🤖 AI Summary
This work addresses the critical problem of how subword units are integrated into semantically coherent “internal lexicons” during the early inference stages of language models (e.g., GPT-2). We propose a purely weight-based analytical method—requiring no forward passes—that interprets the structural properties of first-layer attention weights to establish an explainable decomposition framework, quantifying the contributions of positional, token-level, and mixing effects.

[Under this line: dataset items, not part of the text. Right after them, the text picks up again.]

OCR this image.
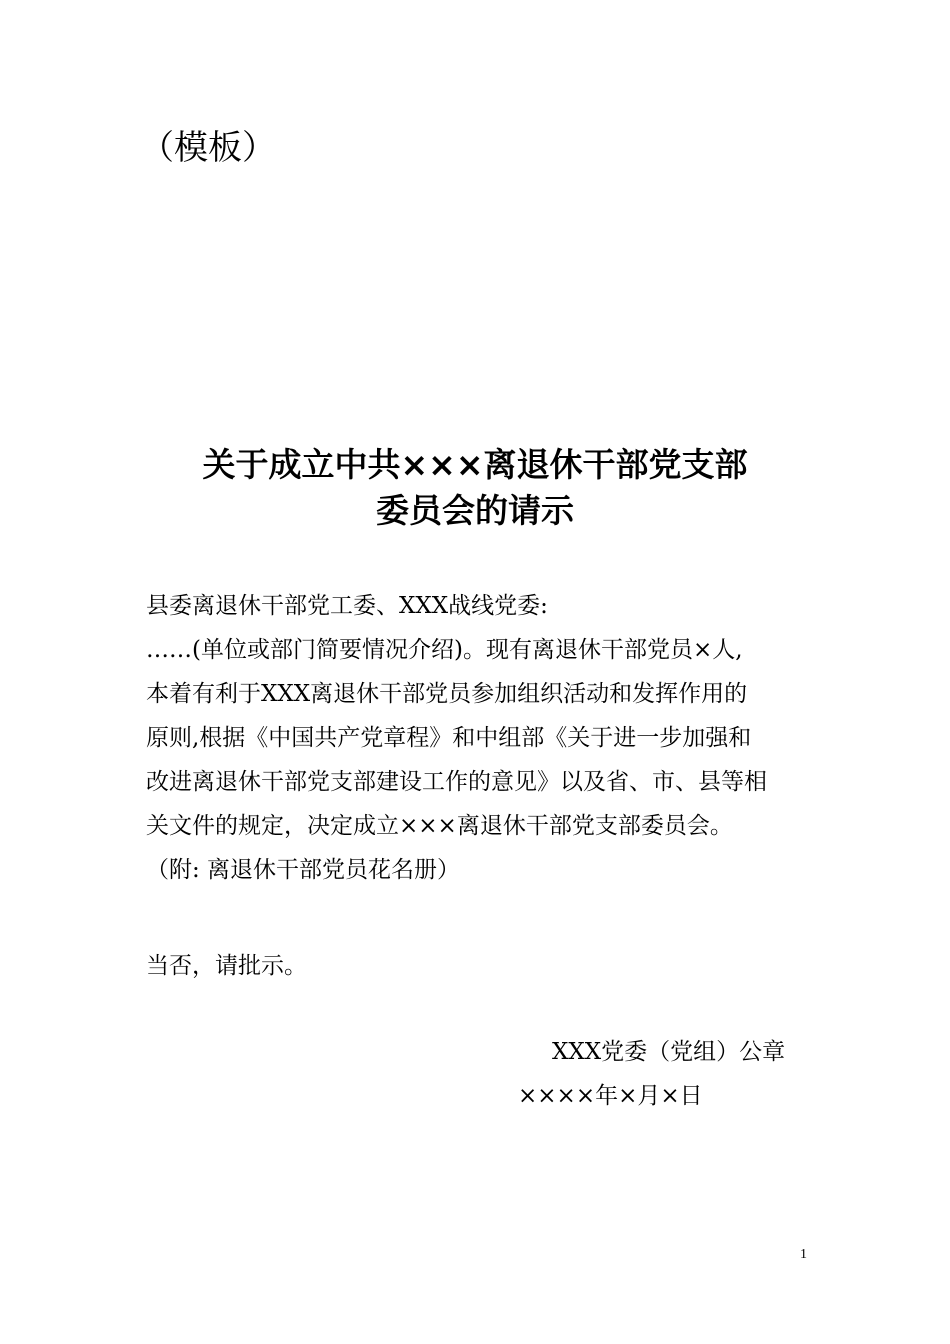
（模板）
关于成立中共×××离退休干部党支部
委员会的请示
县委离退休干部党工委、XXX战线党委:
……(单位或部门简要情况介绍)。现有离退休干部党员×人,
本着有利于XXX离退休干部党员参加组织活动和发挥作用的
原则,根据《中国共产党章程》和中组部《关于进一步加强和
改进离退休干部党支部建设工作的意见》以及省、市、县等相
关文件的规定，决定成立×××离退休干部党支部委员会。
（附: 离退休干部党员花名册）
当否，请批示。
XXX党委（党组）公章
××××年×月×日
1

For the first time, we mathematically characterize the weight-level origins of two empirically observed phenomena: (i) attention bias toward neighboring tokens and (ii) subword detokenization behavior—revealing that coarse semantic recombination emerges already at the initial layer. Our approach departs from conventional activation-based probing paradigms in model interpretability, offering a lightweight, efficient, and inference-free methodology for mechanistic analysis of transformer architectures.
📝 Abstract
According to the stages-of-inference hypothesis, early layers of language models map their subword-tokenized input, which does not necessarily correspond to a linguistically meaningful segmentation, to more meaningful representations that form the model's ``inner vocabulary''. Prior analysis of this detokenization stage has predominantly relied on probing and interventions such as path patching, which involve selecting particular inputs, choosing a subset of components that will be patched, and then observing changes in model behavior. Here, we show that several important aspects of the detokenization stage can be understood purely by analyzing model weights, without performing any model inference steps. Specifically, we introduce an analytical decomposition of first-layer attention in GPT-2. Our decomposition yields interpretable terms that quantify the relative contributions of position-related, token-related, and mixed effects. By focusing on terms in this decomposition, we discover weight-based explanations of attention bias toward close tokens and attention for detokenization.